Pajar melihatnya.
Bintang membuka matanya, mengerjap beberapa kali. Wajah pucat dengan kedua lubang hidung yang terpasang nasal canul membuat hati Pajar berdesir sakit, ia duduk di sebelah ranjang pesakitan dengan tangan yang senantiasa mengusap rambut lepek itu. Saat ini sekuat tenaga ia menahan tangis didepan adiknya, ia tidak ingin membuat Bintang sedih karena kepedihan nya. Pajar menggenggam pelan tangan kurus terpasang infus itu, ia mengusap perlahan sambil sesekali memainkan jemari lemah itu.
"K... kak..-"
"Hmm?" Pajar mendekat memangkas jarak antara mereka ia membaringkan tubuhnya disamping adiknya, ia memeluk erat tubuh lemah itu seakan tak ingin kehilangan kebahagiaan nya. Pajar menggigit bibir bawahnya berusaha menahan lelehan air mata ketika merasakan sebuah rematan lemah pada jemarinya. Terasa seperti sebuah sentuhan. Ia tahu Bintang sudah tak sanggup lagi, Bintang sudah terlalu banyak mendapat penderitaan namun ia tetap tersenyum dengan itu semua. Dan sekarang Bintang sudah tak mampu lagi menyembunyikan rasa sakitnya, ini sudah batasnya, ia tak mampu lagi.

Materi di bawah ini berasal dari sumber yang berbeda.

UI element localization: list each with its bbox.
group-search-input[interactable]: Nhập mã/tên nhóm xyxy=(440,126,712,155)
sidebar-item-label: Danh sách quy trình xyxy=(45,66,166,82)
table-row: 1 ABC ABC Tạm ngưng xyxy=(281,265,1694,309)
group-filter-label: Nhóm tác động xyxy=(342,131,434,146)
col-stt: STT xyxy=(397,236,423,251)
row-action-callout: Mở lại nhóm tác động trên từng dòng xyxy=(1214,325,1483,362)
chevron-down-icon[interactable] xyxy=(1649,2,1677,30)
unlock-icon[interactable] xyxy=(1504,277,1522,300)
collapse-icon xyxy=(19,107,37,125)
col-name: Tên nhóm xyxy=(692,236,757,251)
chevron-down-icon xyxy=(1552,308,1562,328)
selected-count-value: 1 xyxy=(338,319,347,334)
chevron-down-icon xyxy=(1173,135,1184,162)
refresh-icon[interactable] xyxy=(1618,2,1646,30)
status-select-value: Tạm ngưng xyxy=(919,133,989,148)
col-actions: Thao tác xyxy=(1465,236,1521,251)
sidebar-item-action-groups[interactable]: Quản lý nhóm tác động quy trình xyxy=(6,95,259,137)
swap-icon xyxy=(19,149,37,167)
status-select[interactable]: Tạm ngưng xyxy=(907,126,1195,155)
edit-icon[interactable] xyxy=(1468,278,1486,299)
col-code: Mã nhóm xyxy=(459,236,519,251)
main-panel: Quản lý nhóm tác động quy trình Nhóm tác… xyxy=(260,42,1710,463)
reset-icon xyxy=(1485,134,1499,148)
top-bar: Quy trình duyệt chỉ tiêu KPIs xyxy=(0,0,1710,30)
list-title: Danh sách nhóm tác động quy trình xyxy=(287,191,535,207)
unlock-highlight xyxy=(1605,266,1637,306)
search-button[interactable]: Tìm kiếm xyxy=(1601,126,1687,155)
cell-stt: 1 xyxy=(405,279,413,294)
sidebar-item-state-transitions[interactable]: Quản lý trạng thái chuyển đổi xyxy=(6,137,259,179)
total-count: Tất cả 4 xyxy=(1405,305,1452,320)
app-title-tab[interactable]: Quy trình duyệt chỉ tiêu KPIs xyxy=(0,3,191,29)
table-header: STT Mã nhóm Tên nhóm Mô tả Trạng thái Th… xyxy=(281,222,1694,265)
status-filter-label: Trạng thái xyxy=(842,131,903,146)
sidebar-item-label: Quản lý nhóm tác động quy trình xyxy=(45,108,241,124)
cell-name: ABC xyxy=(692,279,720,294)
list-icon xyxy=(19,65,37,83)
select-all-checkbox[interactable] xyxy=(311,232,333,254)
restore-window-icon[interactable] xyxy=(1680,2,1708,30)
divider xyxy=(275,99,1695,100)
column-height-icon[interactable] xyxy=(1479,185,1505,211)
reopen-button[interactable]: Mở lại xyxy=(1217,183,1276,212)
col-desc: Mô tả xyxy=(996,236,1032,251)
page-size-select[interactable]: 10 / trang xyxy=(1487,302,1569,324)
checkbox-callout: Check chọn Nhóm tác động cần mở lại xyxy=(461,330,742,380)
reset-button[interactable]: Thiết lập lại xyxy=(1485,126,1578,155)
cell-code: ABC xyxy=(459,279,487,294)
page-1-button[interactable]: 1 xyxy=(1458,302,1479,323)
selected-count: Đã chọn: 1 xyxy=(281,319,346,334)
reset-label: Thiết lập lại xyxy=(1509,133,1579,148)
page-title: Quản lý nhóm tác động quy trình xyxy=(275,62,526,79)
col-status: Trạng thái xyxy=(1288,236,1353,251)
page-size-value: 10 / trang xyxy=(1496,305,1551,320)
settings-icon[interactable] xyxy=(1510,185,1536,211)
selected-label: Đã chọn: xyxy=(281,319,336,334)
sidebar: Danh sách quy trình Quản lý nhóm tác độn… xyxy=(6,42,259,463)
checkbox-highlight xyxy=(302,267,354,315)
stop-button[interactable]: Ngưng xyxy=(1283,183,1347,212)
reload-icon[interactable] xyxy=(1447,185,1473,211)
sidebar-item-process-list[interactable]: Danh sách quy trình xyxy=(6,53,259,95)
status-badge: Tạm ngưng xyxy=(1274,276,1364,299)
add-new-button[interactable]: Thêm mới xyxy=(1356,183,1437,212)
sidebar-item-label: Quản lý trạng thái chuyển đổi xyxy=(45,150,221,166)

"Ada apa?" Pajar membalas rematan lemah itu, ia menatap kedua manik hitam adiknya lekat, berusaha mencari sebuah kekuatan didalam sana. "Lo kenapa?" Tanpa ia sadari air matanya berjatuhan deras.
Bintang memiringkan kepalanya menghadap Pajar yang berbaring disebelahnya, ia tak tahu apa yang terjadi, namun ia tak mampu lagi merasakan apapun. Suaranya seakan menghilang, ia tak mampu berbicara lebih. Tubuhnya seperti dihantam rasa sakit tanpa henti, ia tak tau sampai dimana ia akan mampu bertahan. Mungkin inilah batasnya. Sekelebat bayang orang-orang terdekat terlihat, Digo dan Bayu, canda tawa mereka terpampang jelas di pikirannya, ia ingin bertemu dengan mereka. Kak Sasha, dokter Farhan, bahkan ia belum sempat berterimakasih atas semuanya.
Sangat sakit.
"Bi lo harus kuat."
Bintang ingin memberi tahu kakaknya bahwa ia sudah tak sanggup lagi, ia ingin mengeluarkan suaranya, ia ingin mengungkapkan bahwa ini sangat sakit, ia ingin menyuruh kakaknya untuk tidak menangisi nya karena air mata itu menambah sakitnya, namun rasa sakit yang kian menjadi tak membiarkannya bersuara.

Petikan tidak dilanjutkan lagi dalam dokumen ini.